A retomada da safra de balanços financeiros vem trazendo, como é de costume, divulgação de informações antes de chegarem ao mercado. O Banco do Brasil está instaurando processo administrativo para investigar se houve mau uso das informações na divulgação ao mercado. Em resposta a uma consulta da Comissão de Valores Mobiliários (CVM), a instituição diz que, tendo-se em vista todas as proteções e precauções tomadas, julga que a suposta configuração de vazamento de informação não tenha ocorrido no âmbito da instituição.

A CVM consultou o BB sobre reportagem do jornal Brasil Econômico, sob o título: "Banco do Brasil deve anunciar o maior lucro da história", publicada na edição do dia no qual estava marcada a divulgação do resultado do banco do quarto trimestre. A instituição diz que também foi surpreendida pela matéria do jornal e que não tem conhecimento de como o periódico chegou a esse tipo de interpretação do resultado do BB.

Para Mauro Rodrigues da Cunha, presidente do Conselho de Administração do Instituto Brasileiro de Governança Corporativa (IBGC), é fundamental que as empresas tenham cuidados com vazamento de informações. "O fundamental é que a companhia tenha procedimentos de tratamento da informação sensível que siga as melhores práticas. Não basta ter um monte de regras se elas não forem seguidas", diz.
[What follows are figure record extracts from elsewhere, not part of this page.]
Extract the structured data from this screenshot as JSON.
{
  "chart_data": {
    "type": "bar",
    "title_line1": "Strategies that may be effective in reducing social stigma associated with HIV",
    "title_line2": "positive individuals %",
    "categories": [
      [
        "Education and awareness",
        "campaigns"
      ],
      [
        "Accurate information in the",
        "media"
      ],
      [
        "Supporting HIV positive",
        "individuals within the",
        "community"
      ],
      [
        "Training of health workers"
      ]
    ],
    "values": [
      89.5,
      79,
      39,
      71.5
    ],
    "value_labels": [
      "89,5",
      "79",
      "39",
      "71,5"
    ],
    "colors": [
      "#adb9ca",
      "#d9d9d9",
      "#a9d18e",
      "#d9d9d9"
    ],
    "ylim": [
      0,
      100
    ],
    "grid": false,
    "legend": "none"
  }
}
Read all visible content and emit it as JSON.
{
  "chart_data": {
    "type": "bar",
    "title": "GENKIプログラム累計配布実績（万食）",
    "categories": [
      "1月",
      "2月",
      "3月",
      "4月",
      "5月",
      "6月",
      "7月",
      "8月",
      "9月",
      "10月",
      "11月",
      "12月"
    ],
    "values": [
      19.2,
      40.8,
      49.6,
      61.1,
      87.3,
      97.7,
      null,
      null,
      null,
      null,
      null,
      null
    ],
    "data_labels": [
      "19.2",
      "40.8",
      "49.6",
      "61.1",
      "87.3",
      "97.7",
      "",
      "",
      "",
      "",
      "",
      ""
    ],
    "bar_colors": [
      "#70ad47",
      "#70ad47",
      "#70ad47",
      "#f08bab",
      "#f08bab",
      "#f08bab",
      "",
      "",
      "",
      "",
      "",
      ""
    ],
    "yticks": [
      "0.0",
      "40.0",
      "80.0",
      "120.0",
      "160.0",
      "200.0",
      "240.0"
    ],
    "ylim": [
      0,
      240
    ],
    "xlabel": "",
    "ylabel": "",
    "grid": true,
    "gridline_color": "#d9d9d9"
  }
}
O banco esclareceu que o processo de divulgação do resultado na instituição é restrito às áreas de Contadoria, Controladoria e Relações com Investidores e que as informações são compartilhadas com Diretoria Executiva, administradores, conselheiros e área de imprensa, dentro de controles bem estabelecidos, sem nunca ter-se observado algum tipo de falha no controle da informação. "Além disso, todas as pessoas envolvidas no processo de divulgação são autorreguladas de acordo com o que preconiza a Instrução CVM 358", diz o comunicado.

O BB disse também que, ainda no sentido de mitigar riscos dos procedimentos de divulgação de resultado, todas as informações utilizadas são de acesso restrito, protegidas por senhas e o fluxo de informações é realizado em sistema corporativo, com definição de nível de acesso protegido e totalmente rastreável.

"A CVM ajuda as companhias através da Instrução 358, sugerindo às empresas que desenvolvam políticas de divulgação de informações. Essas políticas precisam ser bem administradas, ou seja, precisam de um controle a uma atribuição de responsabilidade das pessoas que vão administrar essa política para que de fato se consiga que ela seja efetiva", diz o presidente do CA do IBGC.

Outro caso recente, porém não considerado vazamento de informação, aconteceu com o Fibria, empresa formada a partir da união da Votorantim Celulose e Papel (VCP) e da Aracruz Celulose. Na semana em que a companhia iria anunciar um prejuízo de R$ 150 milhões no quarto trimestre do ano passado, suas ações apresentaram queda de 11,07%.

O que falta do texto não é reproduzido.